Forum Discussion
Azure Disk Encryption(ADE) vs Storage Side Encryption(SSE)
it could be helpful to respond your question:
Azure Disk Encryption leverages either the DM-Crypt feature of Linux or the BitLocker feature of Windows to encrypt managed disks with customer-managed keys within the guest VM. Server-side encryption with customer-managed keys improves on ADE by enabling you to use any OS types and images for your VMs by encrypting data in the Storage service.
more references you could visit: https://docs.microsoft.com/en-us/azure/virtual-machines/disk-encryption
BR
Juan Goncalves
There is an awesome video covering this topic
https://youtu.be/EOXgzTqceok?t=925
In short:
SSE is better and newer than ADE
(with some minor exceptions like cache & data in transit encryption)

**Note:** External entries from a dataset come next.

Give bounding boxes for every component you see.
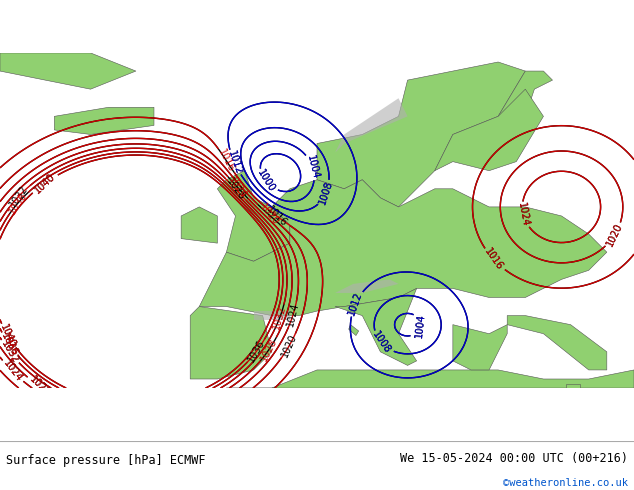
Text: 1000: 1000 — [255, 168, 276, 194]
Text: 1024: 1024 — [285, 301, 301, 328]
Text: 1008: 1008 — [318, 179, 335, 206]
Text: 1032: 1032 — [0, 339, 20, 365]
Text: 1016: 1016 — [482, 246, 505, 272]
Text: 1036: 1036 — [0, 331, 19, 357]
Text: 1016: 1016 — [482, 246, 505, 272]
Text: 1024: 1024 — [516, 201, 531, 228]
Text: 1020: 1020 — [605, 221, 624, 248]
Text: 1004: 1004 — [414, 313, 427, 339]
Text: 1024: 1024 — [1, 358, 23, 384]
Text: 1008: 1008 — [318, 179, 335, 206]
Text: 1028: 1028 — [259, 336, 279, 363]
Text: 1012: 1012 — [347, 291, 365, 317]
Text: 1004: 1004 — [305, 154, 320, 180]
Text: 1036: 1036 — [0, 331, 19, 357]
Text: 1008: 1008 — [370, 330, 392, 356]
Text: 1032: 1032 — [0, 339, 20, 365]
Text: 1024: 1024 — [227, 175, 249, 200]
Text: 1016: 1016 — [216, 147, 236, 174]
Text: 1020: 1020 — [257, 202, 281, 227]
Text: 1040: 1040 — [32, 172, 57, 196]
Text: 1028: 1028 — [27, 374, 53, 398]
Text: We 15-05-2024 00:00 UTC (00+216): We 15-05-2024 00:00 UTC (00+216) — [399, 452, 628, 465]
Text: 1036: 1036 — [7, 190, 29, 216]
Text: 1012: 1012 — [347, 291, 365, 317]
Text: 1028: 1028 — [27, 374, 53, 398]
Text: 1040: 1040 — [32, 172, 57, 196]
Text: 1016: 1016 — [265, 204, 289, 228]
Text: 1036: 1036 — [246, 338, 267, 364]
Text: 1024: 1024 — [516, 201, 531, 228]
Text: 1032: 1032 — [271, 304, 288, 331]
Text: 1012: 1012 — [226, 149, 243, 176]
Text: 1032: 1032 — [8, 183, 30, 209]
Text: 1020: 1020 — [280, 333, 299, 359]
Text: Surface pressure [hPa] ECMWF: Surface pressure [hPa] ECMWF — [6, 454, 206, 467]
Text: 1000: 1000 — [255, 168, 276, 194]
Text: 1004: 1004 — [414, 313, 427, 339]
Text: 1040: 1040 — [0, 322, 18, 349]
Text: ©weatheronline.co.uk: ©weatheronline.co.uk — [503, 478, 628, 488]
Text: 1024: 1024 — [1, 358, 23, 384]
Text: 1008: 1008 — [370, 330, 392, 356]
Text: 1012: 1012 — [226, 149, 243, 176]
Text: 1020: 1020 — [605, 221, 624, 248]
Text: 1004: 1004 — [305, 154, 320, 180]
Text: 1028: 1028 — [224, 176, 247, 202]
Text: 1040: 1040 — [0, 322, 18, 349]
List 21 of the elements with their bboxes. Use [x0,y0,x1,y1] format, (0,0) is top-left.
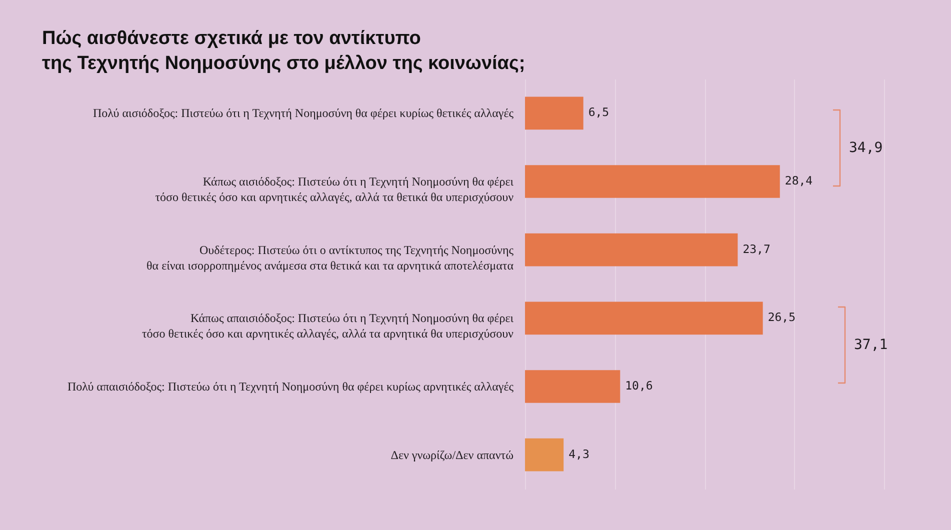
bar [525,438,564,472]
data-label: 23,7 [742,242,770,256]
y-tick-label: Πολύ αισιόδοξος: Πιστεύω ότι η Τεχνητή Νοημοσύνη θα φέρει κυρίως θετικές αλλαγές [93,106,514,120]
annotation: 34,9 [849,140,883,156]
y-tick-label: Κάπως αισιόδοξος: Πιστεύω ότι η Τεχνητή Νοημοσύνη θα φέρει τόσο θετικές όσο και αρνητικές αλλαγές, αλλά τα θετικά θα υπερισχύσουν [155,174,514,204]
y-tick-label: Κάπως απαισιόδοξος: Πιστεύω ότι η Τεχνητή Νοημοσύνη θα φέρει τόσο θετικές όσο και αρνητικές αλλαγές, αλλά τα αρνητικά θα υπερισχύσουν [142,311,514,341]
y-tick-label: Πολύ απαισιόδοξος: Πιστεύω ότι η Τεχνητή Νοημοσύνη θα φέρει κυρίως αρνητικές αλλαγές [67,380,514,394]
text: Πώς αισθάνεστε σχετικά με τον αντίκτυπο της Τεχνητής Νοημοσύνης στο μέλλον της κοινωνίας; [42,28,526,74]
bar [525,302,763,335]
bar [525,165,780,198]
data-label: 28,4 [784,174,813,188]
data-label: 6,5 [588,105,610,120]
data-label: 26,5 [768,310,796,324]
bar [525,96,584,130]
y-tick-label: Ουδέτερος: Πιστεύω ότι ο αντίκτυπος της Τεχνητής Νοημοσύνης θα είναι ισορροπημένος ανάμεσα στα θετικά και τα αρνητικά αποτελέσματα [146,242,514,272]
annotation: 37,1 [854,337,888,353]
data-label: 10,6 [625,378,653,392]
bar [525,370,620,403]
y-tick-label: Δεν γνωρίζω/Δεν απαντώ [390,448,514,462]
bar [525,233,738,266]
data-label: 4,3 [568,446,590,461]
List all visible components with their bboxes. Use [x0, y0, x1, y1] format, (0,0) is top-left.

The new best practice is called host-based encryption. Still in preview as of writing
( https://docs.microsoft.com/en-us/azure/virtual-machines/disks-enable-host-based-encryption-portal )
- The missing link! Awesome info, many thanks!
egodigitus Haha - this is insane. I found the video 2 days ago and this clarified the questions I had a year ago.
Still cant believe the video was posted 6 months ago and I missed it.
John is the man!!!
Encryption at Host should covers most of the qualms around Disk Encryption. However, it doesn't address someone with the right permissions copying a VHD. This remains addressed only by ADE.
This can be resolved through creating a custom role that doesn't allow most users to export the VHD.